Conferência episcopal italiana saudou eleição de Scola

A Igreja italiana não ficou muito satisfeita com a eleição de um papa estrangeiro. Em comunicado distribuído à mídia mais de uma hora depois do anúncio de que o cardeal argentino Jorge Bergoglio seria o novo papa, a Conferência dos Bispos da Itália saudou a eleição do arcebispo de Milão, Angelo Scola.

"O secretário-geral exprime a alegria de toda a Igreja italiana depois do anúncio da eleição do cardeal Angelo Scola para o trono de São Pedro", diz a nota publicada pelo jornal italiano Il Fatto Quotidiano. "O novo papa continuará o trabalho empreendido por Bento XVI, e a Igreja italiana lhe promete reverência e obediência incondicionais".

Scola era um dos favoritos. Teria sido um dos mais votados nas primeiras votações, ao lado do arcebispo de São Paulo, cardeal Odilo Scherer. Como nenhum se aproximava do mínimo de 77 votos ou dois terços do Sacro Colégio Cardinalício, surgiu um terceiro nome.

Bergoglio tinha sido o segundo mais votado em 2005, na eleição de Bento XVI. Acabou virando o papa Francisco.

quarta-feira, 13 de março de 2013

Cardeal argentino é eleito papa e será Francisco I

O arcebispo de Buenos Aires, cardeal Jorge Mario Bergoglio, de 76 anos, acaba de ser eleito papa. Ele escolheu o nome de Francisco. É o primeiro papa latino-americano, o primeiro jesuíta e o primeiro não europeu em mais de 1,2 mil anos a herdar o trono de São Pedro, de quem será o 265º sucessor.

Humilde, Bergoglio, argentino de origem italiana, mora modestamente num quarto da Catedral, vai de ônibus e metrô fazer trabalho social, viaja a Roma na classe econômica e costuma cozinhar suas refeições. Foi duramente criticado pela presidente da Argentina, Cristina Kirchner, ao condenar o casamento de pessoas do mesmo sexo e também ao rejeitar as estatísticas oficiais sobre redução da pobreza.

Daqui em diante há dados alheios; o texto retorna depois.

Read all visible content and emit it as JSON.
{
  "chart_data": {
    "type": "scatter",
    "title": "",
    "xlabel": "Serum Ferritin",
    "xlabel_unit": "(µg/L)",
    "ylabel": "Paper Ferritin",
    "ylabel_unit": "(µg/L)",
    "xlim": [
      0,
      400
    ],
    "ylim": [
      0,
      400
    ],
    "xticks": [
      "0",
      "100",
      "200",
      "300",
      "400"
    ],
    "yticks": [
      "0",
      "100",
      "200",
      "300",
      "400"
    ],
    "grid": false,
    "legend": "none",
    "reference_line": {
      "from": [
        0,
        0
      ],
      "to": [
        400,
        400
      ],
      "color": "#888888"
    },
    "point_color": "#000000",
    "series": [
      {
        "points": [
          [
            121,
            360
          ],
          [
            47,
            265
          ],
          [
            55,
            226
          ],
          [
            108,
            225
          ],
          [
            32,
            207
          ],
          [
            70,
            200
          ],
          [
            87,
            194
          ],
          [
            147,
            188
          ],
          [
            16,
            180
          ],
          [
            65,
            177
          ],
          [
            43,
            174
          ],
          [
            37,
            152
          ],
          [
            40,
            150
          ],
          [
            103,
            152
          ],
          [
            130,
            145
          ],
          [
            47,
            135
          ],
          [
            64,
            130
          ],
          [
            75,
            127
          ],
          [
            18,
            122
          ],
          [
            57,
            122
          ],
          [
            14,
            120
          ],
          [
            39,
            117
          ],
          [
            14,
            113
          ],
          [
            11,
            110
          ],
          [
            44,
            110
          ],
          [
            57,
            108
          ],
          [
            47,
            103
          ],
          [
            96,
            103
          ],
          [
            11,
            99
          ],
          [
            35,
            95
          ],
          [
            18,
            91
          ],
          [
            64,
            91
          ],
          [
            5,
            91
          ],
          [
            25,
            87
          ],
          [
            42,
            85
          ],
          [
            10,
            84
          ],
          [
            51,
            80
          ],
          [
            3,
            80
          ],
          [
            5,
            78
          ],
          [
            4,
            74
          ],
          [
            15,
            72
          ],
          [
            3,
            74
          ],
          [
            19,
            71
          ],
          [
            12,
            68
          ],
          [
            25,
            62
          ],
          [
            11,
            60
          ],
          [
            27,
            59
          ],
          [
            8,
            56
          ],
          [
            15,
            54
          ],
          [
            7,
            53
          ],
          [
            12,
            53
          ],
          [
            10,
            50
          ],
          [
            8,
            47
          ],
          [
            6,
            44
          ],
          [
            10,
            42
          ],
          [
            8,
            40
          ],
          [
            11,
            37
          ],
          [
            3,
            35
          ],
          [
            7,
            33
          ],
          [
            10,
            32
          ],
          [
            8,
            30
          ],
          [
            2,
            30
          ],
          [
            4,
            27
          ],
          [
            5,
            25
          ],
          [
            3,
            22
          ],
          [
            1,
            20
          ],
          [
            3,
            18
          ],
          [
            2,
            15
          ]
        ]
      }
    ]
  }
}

Bergoglio foi acusado de ser conivente com a última ditadura militar argentina (1976-83) e de não dar proteção a dois jesuítas detidos quando faziam caridade ajudando os pobres, e até mesmo com o desaparecimento de bebês.

Logo depois do anúncio, a organização das Mães da Praça de Maio divulgou a seguinte mensagem no Twitter: "A Igreja que colaborou com a ditadura, a que mentiu, a que nos deu as costas, é a de Bergoglio e da direita". As Avós da Praça de Maio o acusaram de conivência com o desaparecimento de crianças: "Bergoglio e o roubo de bebês na última ditadura: sem esquecimento nem perdão".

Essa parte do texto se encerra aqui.